(due: April 15 in class)
1) Show that the following initial value problems are well posed:
a) dy/dt = y cos(t); 0 <= t <= 1; Y(0)=1
b) dy/dt = gy; 0<= t<= tMax; y(0)=y0
c) dy/dt = 4t3y/(1+t4); 0 <= t <= 1; y(0)=1
Bonus Problem (10% extra)
Give a Proof for Theorem 5.10 in Burdon and Faires
(the proof is similar to the one for Theorem 5.9).

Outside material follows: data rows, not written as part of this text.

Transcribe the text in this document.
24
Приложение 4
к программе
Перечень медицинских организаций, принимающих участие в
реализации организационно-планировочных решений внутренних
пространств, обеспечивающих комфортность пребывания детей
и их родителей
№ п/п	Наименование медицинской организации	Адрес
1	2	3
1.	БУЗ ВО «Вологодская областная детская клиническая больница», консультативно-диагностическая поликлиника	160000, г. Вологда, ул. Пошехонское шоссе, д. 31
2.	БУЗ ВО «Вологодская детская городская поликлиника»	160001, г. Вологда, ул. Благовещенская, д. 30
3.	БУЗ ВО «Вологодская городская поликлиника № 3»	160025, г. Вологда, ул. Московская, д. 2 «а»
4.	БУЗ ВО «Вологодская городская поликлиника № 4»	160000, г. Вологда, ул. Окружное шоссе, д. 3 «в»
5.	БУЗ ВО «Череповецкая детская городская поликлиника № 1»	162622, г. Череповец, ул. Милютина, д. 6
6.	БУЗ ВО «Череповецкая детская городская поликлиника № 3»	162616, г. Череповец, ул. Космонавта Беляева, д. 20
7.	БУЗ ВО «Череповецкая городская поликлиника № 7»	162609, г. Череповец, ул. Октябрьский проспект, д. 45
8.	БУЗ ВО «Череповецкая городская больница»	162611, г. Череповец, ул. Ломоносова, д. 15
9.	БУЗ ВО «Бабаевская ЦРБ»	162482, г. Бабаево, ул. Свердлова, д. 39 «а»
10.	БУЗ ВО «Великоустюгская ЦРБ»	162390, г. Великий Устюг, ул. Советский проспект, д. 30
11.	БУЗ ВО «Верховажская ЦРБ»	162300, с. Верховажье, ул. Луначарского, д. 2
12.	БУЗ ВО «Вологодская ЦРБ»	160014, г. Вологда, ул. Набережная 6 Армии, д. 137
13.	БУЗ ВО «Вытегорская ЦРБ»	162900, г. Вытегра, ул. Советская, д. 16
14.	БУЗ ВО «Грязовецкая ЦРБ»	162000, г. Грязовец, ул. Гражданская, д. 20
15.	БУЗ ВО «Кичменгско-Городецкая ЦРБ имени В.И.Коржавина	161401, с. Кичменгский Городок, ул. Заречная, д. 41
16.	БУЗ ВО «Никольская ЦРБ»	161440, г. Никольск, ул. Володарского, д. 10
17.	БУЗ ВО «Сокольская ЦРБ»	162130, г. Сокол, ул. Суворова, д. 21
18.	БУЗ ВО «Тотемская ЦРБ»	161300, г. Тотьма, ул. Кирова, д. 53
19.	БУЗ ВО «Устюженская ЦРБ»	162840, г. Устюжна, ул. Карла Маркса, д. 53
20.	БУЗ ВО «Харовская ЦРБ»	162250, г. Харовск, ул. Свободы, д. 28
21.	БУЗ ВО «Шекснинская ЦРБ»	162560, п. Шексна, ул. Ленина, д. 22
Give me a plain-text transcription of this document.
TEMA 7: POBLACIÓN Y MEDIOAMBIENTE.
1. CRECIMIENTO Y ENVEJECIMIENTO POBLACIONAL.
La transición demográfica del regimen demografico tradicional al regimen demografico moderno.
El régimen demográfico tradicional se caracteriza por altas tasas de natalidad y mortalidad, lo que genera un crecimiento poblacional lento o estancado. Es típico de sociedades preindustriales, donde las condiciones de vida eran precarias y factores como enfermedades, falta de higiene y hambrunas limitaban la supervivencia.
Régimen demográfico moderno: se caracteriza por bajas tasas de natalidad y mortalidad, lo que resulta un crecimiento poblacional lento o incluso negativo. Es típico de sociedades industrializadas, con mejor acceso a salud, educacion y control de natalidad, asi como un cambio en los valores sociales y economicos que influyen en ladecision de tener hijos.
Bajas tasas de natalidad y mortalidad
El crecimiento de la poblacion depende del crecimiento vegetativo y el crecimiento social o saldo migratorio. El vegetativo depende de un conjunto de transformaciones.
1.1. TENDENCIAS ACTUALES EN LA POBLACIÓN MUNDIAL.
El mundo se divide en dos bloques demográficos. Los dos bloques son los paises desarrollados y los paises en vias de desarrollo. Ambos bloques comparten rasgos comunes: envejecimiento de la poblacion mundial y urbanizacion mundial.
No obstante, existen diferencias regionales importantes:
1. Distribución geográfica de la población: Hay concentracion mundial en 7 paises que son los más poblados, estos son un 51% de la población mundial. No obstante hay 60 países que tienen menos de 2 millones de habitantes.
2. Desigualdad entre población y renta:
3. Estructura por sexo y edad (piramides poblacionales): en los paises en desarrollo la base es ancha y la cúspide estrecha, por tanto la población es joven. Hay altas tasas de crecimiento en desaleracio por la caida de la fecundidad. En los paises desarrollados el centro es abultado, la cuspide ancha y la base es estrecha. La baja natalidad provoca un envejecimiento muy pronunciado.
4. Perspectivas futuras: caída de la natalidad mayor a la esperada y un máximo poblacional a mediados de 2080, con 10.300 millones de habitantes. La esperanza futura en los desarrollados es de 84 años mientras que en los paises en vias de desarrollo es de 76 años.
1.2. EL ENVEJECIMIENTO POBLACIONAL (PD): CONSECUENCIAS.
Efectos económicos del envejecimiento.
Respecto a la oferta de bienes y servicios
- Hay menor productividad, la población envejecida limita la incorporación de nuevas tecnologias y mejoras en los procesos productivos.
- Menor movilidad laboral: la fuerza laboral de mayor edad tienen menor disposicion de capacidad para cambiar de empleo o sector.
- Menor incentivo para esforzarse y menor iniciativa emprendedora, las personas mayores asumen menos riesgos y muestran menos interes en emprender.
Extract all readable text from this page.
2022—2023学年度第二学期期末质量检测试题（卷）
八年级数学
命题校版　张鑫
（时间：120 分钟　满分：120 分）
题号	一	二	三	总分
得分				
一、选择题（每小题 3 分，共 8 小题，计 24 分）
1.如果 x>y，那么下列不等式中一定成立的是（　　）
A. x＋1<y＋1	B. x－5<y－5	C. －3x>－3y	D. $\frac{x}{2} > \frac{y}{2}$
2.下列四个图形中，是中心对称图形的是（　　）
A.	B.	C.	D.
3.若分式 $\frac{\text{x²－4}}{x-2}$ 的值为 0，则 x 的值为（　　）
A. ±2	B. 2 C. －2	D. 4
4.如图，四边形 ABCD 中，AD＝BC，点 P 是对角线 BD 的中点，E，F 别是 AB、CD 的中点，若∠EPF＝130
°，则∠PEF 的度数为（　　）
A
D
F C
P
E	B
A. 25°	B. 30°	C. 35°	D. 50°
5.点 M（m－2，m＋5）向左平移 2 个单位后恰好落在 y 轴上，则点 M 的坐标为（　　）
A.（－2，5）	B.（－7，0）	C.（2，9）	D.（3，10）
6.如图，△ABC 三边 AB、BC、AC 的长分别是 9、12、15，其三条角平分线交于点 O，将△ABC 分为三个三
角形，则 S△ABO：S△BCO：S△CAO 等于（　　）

Population growth is described by an ODE of the form dN/dt = gN, where g is the growth rate (this was discussed
in class). In a typical population, the growth rate is not a constant, but is density dependent. For example, as
the population grows, there might be less food available, and as a result the growth rate decreases. A simple form
to describe this is the following equation:
dN/dt = (g - bN) N; 0 <= t <= 50; N(0) = N0
which is also called the Logistic Eqation.
The analytic solution is given by N(t) = [g/b]/[1+((g-b*N0)/(b*N0))*exp(-g*t)].
Solve this equation numerically using Euler's method. Assume the following values: N0=1000, g=0.2, b=0.00005. Solve this problem for 0 <= t <= 50. Choose the timestep h=10, 5, 1, 0.5, 0.1.
You may use the code that has been discussed in class and modify it.
a) Compare the solutions to the analytic solution.
b) Discuss the behaviour of the solutions as a function of h. What happens for very large timesteps ?
c) Can you interpret the asymptotic behaviour of the solution in biological terms ? What happens if you change b to b=0.0002 ? Can you expplain this change ? (it might be useful to think in terms of the total, effective growth rate!)
You should turn in plots of population vs. time, and also tables that show the difference between the numerical and the exact solution.